The bug, which is causing many to experience an above-average number of unexpected reboots after applying the patch, was found to also affect some configurations of Ivy Bridge, Sandy Bridge, Skylake and Kaby Lake chips in the company's internal testing, according to Vice President of Intel's Data Center Group, Navin Shenoy.
Unfortunately, the company has not yet identified what the root cause of the problem is, though Shenoy promised they are making significant progress in that regard. He added, "In parallel, we will be providing beta microcode to vendors for validation by next week."

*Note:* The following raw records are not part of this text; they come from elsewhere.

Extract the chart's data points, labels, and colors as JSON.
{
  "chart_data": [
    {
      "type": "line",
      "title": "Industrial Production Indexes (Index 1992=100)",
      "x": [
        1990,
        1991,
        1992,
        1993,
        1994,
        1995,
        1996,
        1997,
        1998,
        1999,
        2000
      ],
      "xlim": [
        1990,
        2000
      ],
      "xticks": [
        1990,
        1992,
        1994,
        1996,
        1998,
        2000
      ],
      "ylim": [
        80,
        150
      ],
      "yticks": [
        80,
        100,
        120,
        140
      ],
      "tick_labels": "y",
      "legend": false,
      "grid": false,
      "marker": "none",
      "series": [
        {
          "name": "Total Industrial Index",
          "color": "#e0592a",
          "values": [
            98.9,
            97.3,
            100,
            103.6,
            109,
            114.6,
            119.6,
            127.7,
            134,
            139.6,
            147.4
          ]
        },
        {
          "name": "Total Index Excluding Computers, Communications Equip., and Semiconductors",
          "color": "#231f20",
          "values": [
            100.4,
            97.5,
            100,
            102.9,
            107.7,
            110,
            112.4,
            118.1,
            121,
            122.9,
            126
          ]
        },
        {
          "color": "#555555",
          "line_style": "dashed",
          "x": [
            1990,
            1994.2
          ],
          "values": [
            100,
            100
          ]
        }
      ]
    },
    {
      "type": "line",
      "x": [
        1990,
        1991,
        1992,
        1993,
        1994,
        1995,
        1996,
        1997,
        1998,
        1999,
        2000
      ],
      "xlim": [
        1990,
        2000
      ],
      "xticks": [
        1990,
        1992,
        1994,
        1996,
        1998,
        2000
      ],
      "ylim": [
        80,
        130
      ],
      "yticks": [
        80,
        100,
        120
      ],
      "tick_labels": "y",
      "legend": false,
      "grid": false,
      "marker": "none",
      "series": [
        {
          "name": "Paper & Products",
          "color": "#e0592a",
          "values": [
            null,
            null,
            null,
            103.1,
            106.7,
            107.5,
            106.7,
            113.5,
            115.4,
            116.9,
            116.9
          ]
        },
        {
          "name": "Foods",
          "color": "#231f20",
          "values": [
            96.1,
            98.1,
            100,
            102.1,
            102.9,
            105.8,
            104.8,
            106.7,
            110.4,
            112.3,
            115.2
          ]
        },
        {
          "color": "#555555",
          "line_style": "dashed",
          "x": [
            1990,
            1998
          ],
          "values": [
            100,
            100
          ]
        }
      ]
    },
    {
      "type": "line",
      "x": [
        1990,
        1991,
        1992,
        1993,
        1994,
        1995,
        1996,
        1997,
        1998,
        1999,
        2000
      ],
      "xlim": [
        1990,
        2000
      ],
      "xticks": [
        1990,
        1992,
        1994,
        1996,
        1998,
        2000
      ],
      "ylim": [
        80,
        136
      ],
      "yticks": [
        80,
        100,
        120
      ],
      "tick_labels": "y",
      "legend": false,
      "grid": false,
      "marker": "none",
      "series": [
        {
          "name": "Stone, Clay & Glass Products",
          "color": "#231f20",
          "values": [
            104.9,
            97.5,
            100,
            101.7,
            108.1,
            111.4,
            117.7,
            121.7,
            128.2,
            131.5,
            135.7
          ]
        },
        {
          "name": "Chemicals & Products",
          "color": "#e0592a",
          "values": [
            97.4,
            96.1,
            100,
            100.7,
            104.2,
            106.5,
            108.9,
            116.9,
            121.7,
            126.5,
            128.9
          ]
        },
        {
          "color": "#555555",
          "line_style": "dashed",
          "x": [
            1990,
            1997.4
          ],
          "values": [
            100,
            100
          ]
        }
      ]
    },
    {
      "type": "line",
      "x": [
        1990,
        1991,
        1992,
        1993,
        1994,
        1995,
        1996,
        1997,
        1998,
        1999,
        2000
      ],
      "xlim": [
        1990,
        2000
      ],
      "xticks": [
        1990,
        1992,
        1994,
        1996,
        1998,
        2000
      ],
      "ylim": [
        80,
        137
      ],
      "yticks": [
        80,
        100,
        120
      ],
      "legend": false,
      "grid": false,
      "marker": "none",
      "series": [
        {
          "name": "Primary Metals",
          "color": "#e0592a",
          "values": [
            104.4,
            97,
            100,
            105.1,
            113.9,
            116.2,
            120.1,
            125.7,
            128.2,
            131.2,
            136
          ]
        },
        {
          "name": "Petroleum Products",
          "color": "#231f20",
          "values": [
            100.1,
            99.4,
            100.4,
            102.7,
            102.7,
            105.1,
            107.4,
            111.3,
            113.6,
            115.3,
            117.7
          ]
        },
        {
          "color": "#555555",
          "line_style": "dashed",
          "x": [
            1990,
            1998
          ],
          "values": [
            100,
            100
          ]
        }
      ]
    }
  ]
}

The blog post also goes over Intel's findings regarding the impact of these patches on performance, specifically on servers running its latest two-socket Intel Xeon Scalable microarchitecture. Java-dependent and other workloads saw relatively minimal slowdowns of up to 4%. The most significant slowdowns occurred in I/O testing, with some particularly strenuous tests resulting in a decrease of as much as 25% in write performance.
Ending the post on a slightly more hopeful note, Shenoy suggested the company is looking at ways of alleviating the impact on performance in operations that were found to be significantly affected, and was considering other, less intensive means of mitigating these vulnerabilities, such as through Google's Retpoline approach.